A pesquisa envolveu modelos animais com quatro variedades da demência. Os autores notaram que a exclusão genética da GPR3 promoveu melhorias cognitivas e removeu sinais da condição no cérebro. No entanto, ainda que válidos, testes com cobaias não refletem exatamente o que ocorre na cabeça humana, fazendo necessário que mais investigações procurem indicativos da dinâmica do processo em pessoas, ressaltam os cientistas. Apesar disso, o estudo oferece alternativas para testar um alvo suspeito de participar do desencadeamento do Alzheimer em tipos diferentes de modelos animais.

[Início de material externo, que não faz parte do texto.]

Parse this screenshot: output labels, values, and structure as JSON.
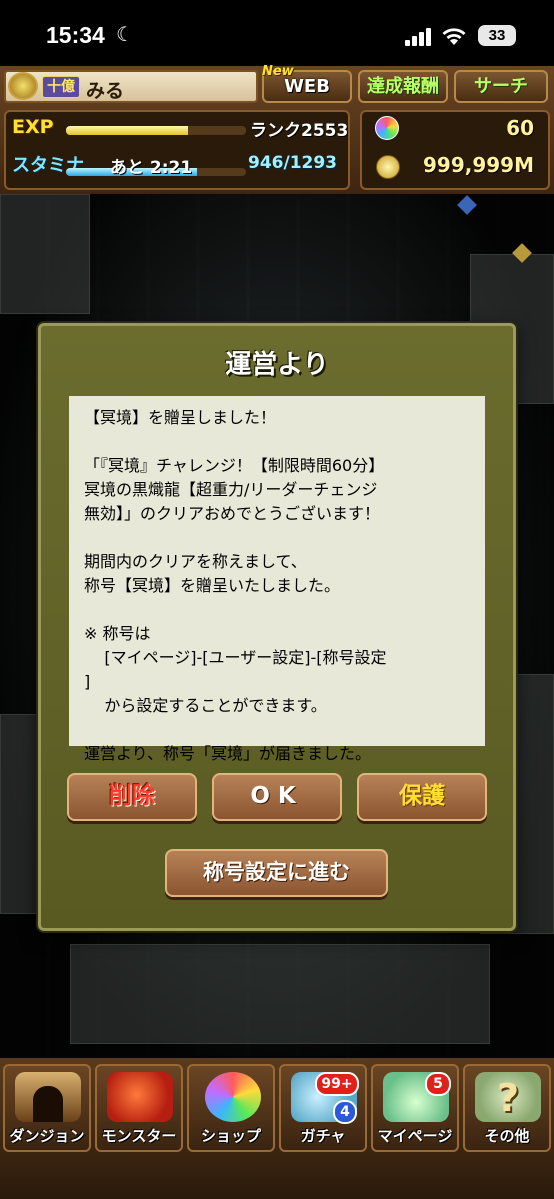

Liderados pela pesquisadora Amantha Thathiah, os cientistas acreditam ter construído um caso forte para convencer a indústria farmacêutica a lançar um programa de produção de novos medicamentos. “O desenvolvimento de remédios para Alzheimer realmente é um dos maiores desafios da última década”, contextualiza Otávio Castello, geriatra e diretor científico da Associação Brasileira de Alzheimer (Abraz). “Um estudo publicado no ano passado mostra que 99,6% das pesquisas conduzidas na última década (Leia para saber mais) para encontrar remédios contra DA falharam”, completa o especialista.
Segundo o médico, esse é o contexto mais importante para interpretar a pesquisa belga. “O problema todo hoje é: será que estamos endereçando as pesquisas para as moléculas certas? Estamos fazendo drogas que atuam nos processos corretos da mudança bioquímica da doença?”, pontua Otávio Castello. “Tem até gente que questiona se a teoria da deposição de placas beta amiloide está correta, de tanto que as tentativas de achar remédio dão errado.”
Mas, desta vez, os pesquisadores estão estimulados pelo fato de que cerca de metade de todas as drogas disponíveis no mercado mira receptores de proteínas como a GP3R. São os chamados receptores acoplados a uma proteína G. Além disso, autópsias em cérebros de doadores mortos com Alzheimer revelaram que um subconjunto importante de pacientes apresenta níveis elevados de GPR3 e que esse quadro clínico foi associado ao avanço da doença. “Os próximos passos serão determinar se a modulação farmacêutica da GPR3 funciona. Coletivamente, esses estudos ilustram a promessa de mirar a GPR3 como uma oportunidade terapêutica para a descoberta de uma droga para o Alzheimer”, disse Amantha Thathiah.
Interrupção
Não existe cura para o Alzheimer, o tipo mais comum de demência, e os tratamentos com fármacos amenizam a progressão da doença. Por isso, a maior parte dos pesquisadores busca não apenas aliviar os sintomas, mas também frear o desenvolvimento da enfermidade antes mesmo das manifestações dos primeiros sinais dela. “Para interromper esse processo de destruição do cérebro, eles buscam o que chamamos de drogas modificadoras do curso da doença. A gente não tem nenhum remédio hoje que faça esse tipo de trabalho”, explica Otávio Castello.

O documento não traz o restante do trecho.